Tiba-tiba, sebuah mobil mewah berhenti di depan TPS. Seorang pria berjas keluar, diikuti beberapa preman berbadan tegap. Pria itu, yang dikenal sebagai kaki tangan Pak Bos, sang pengusaha kaya, langsung berjalan menghampiri Naya.
"Kamu Naya, kan?" ujarnya dengan nada mengintimidasi. "Minggir sana, ganggu pemilih lain!"
Naya tak bergeming. "Bapak yang ganggu demokrasi! Mau beli suara warga, ya?"
Pria berjas itu tertawa sinis. "Kamu anak ingusan ngerti apa? Ini sumbangan untuk pembangunan desa!"
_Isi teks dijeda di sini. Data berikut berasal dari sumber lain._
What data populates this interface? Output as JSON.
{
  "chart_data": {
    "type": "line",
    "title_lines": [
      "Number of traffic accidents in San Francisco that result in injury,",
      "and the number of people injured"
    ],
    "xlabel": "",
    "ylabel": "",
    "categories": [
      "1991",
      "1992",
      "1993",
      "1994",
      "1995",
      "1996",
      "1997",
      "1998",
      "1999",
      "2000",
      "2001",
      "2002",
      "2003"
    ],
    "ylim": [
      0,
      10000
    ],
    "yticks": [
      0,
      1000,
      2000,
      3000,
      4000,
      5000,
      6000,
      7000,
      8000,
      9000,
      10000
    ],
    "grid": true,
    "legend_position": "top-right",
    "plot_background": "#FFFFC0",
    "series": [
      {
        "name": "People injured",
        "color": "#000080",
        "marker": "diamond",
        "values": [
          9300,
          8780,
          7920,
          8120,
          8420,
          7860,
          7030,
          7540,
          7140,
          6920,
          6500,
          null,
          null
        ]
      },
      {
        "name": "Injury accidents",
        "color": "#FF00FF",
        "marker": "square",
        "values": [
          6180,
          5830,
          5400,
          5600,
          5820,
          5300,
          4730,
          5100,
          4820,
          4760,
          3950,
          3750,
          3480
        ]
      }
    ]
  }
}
"Pembangunan kok pakai sogok? Ngeles aja, Bapak!" Naya tak gentar meski preman-preman itu mulai mendekatinya.
Keributan itu membuat warga semakin resah. Beberapa pemuda desa yang melihat Naya dikeroyok mulai maju membantunya. Suasana tegang menyelimuti TPS.
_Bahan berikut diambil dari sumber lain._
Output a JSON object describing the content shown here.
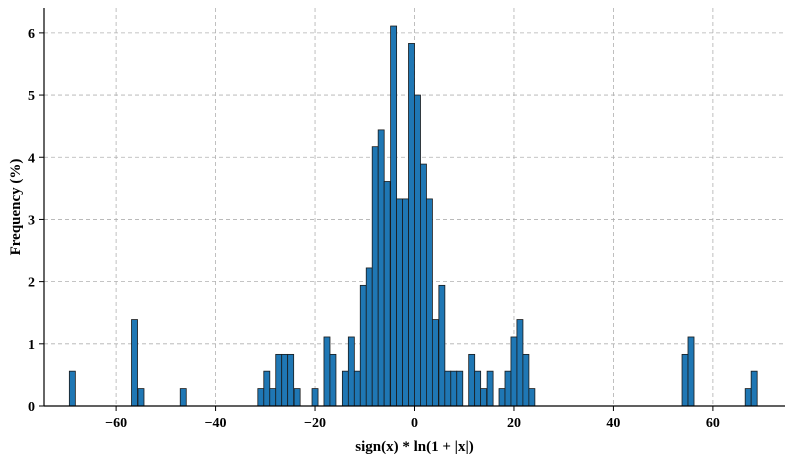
{
  "chart_data": {
    "type": "bar",
    "title": "",
    "xlabel": "sign(x) * ln(1 + |x|)",
    "ylabel": "Frequency (%)",
    "xlim": [
      -74.5,
      74.5
    ],
    "ylim": [
      0,
      6.4
    ],
    "xticks": [
      -60,
      -40,
      -20,
      0,
      20,
      40,
      60
    ],
    "xtick_labels": [
      "−60",
      "−40",
      "−20",
      "0",
      "20",
      "40",
      "60"
    ],
    "yticks": [
      0,
      1,
      2,
      3,
      4,
      5,
      6
    ],
    "ytick_labels": [
      "0",
      "1",
      "2",
      "3",
      "4",
      "5",
      "6"
    ],
    "bin_width": 1.21,
    "grid": true,
    "bar_color": "#1f77b4",
    "edge_color": "#1a1a1a",
    "bins": [
      {
        "x": -68.8,
        "value": 0.56
      },
      {
        "x": -56.3,
        "value": 1.39
      },
      {
        "x": -55.0,
        "value": 0.28
      },
      {
        "x": -46.5,
        "value": 0.28
      },
      {
        "x": -30.9,
        "value": 0.28
      },
      {
        "x": -29.7,
        "value": 0.56
      },
      {
        "x": -28.5,
        "value": 0.28
      },
      {
        "x": -27.3,
        "value": 0.83
      },
      {
        "x": -26.1,
        "value": 0.83
      },
      {
        "x": -24.9,
        "value": 0.83
      },
      {
        "x": -23.6,
        "value": 0.28
      },
      {
        "x": -20.0,
        "value": 0.28
      },
      {
        "x": -17.6,
        "value": 1.11
      },
      {
        "x": -16.4,
        "value": 0.83
      },
      {
        "x": -13.9,
        "value": 0.56
      },
      {
        "x": -12.7,
        "value": 1.11
      },
      {
        "x": -11.5,
        "value": 0.56
      },
      {
        "x": -10.3,
        "value": 1.94
      },
      {
        "x": -9.1,
        "value": 2.22
      },
      {
        "x": -7.9,
        "value": 4.17
      },
      {
        "x": -6.7,
        "value": 4.44
      },
      {
        "x": -5.5,
        "value": 3.61
      },
      {
        "x": -4.2,
        "value": 6.11
      },
      {
        "x": -3.0,
        "value": 3.33
      },
      {
        "x": -1.8,
        "value": 3.33
      },
      {
        "x": -0.6,
        "value": 5.83
      },
      {
        "x": 0.6,
        "value": 5.0
      },
      {
        "x": 1.8,
        "value": 3.89
      },
      {
        "x": 3.0,
        "value": 3.33
      },
      {
        "x": 4.2,
        "value": 1.39
      },
      {
        "x": 5.5,
        "value": 1.94
      },
      {
        "x": 6.7,
        "value": 0.56
      },
      {
        "x": 7.9,
        "value": 0.56
      },
      {
        "x": 9.1,
        "value": 0.56
      },
      {
        "x": 11.5,
        "value": 0.83
      },
      {
        "x": 12.7,
        "value": 0.56
      },
      {
        "x": 13.9,
        "value": 0.28
      },
      {
        "x": 15.2,
        "value": 0.56
      },
      {
        "x": 17.6,
        "value": 0.28
      },
      {
        "x": 18.8,
        "value": 0.56
      },
      {
        "x": 20.0,
        "value": 1.11
      },
      {
        "x": 21.2,
        "value": 1.39
      },
      {
        "x": 22.4,
        "value": 0.83
      },
      {
        "x": 23.6,
        "value": 0.28
      },
      {
        "x": 54.4,
        "value": 0.83
      },
      {
        "x": 55.6,
        "value": 1.11
      },
      {
        "x": 67.1,
        "value": 0.28
      },
      {
        "x": 68.3,
        "value": 0.56
      }
    ]
  }
}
Tiba-tiba, suara lantang Mak Inah memecah ketegangan. "Woi! Apa-apaan ini? Ganggu pemilu, ya?"
Mak Inah, dengan tongkat kayu di tangannya, berdiri tegap di depan Naya. Para pemuda desa pun ikut maju, membentuk pagar betis melindungi Naya dan Mak Inah.
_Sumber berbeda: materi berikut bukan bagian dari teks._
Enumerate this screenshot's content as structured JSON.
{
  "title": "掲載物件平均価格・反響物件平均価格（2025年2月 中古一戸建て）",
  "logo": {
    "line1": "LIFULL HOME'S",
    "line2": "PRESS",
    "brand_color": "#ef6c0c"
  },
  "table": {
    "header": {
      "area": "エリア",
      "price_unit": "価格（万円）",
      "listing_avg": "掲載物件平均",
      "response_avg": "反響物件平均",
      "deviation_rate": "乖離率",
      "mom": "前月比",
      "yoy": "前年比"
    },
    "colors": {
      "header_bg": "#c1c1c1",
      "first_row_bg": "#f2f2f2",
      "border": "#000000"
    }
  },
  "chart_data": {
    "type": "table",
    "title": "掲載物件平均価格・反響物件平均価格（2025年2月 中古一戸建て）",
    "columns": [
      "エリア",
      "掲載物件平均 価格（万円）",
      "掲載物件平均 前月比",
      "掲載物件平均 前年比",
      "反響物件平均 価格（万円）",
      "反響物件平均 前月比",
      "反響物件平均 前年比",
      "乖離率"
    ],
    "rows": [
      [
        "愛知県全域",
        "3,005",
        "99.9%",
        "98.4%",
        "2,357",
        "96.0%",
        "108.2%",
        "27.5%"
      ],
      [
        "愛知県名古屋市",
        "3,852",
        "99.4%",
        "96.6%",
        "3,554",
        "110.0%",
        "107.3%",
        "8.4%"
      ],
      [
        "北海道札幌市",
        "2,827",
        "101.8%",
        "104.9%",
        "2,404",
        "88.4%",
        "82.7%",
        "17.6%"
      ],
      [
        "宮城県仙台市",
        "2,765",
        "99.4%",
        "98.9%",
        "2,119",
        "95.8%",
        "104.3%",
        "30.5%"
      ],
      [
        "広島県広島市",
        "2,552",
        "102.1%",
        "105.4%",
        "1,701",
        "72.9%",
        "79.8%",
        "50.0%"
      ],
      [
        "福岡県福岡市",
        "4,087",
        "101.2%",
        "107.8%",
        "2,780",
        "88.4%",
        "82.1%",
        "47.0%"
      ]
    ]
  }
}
Pria berjas itu terkejut melihat perlawanan warga. Ia melirik anak buahnya, memberi kode untuk mundur. Mereka tak ingin berurusan dengan warga yang sudah terlanjur emosi.
"Ingat ya, warga Sukamaju," Mak Inah bersuara lantang, "suara kita harga diri kita! Nggak bisa dibeli sama siapa pun!"
Warga bersorak sorai, mengelu-elukan Mak Inah dan Naya. Pria berjas itu dan anak buahnya pun akhirnya pergi dengan tangan hampa.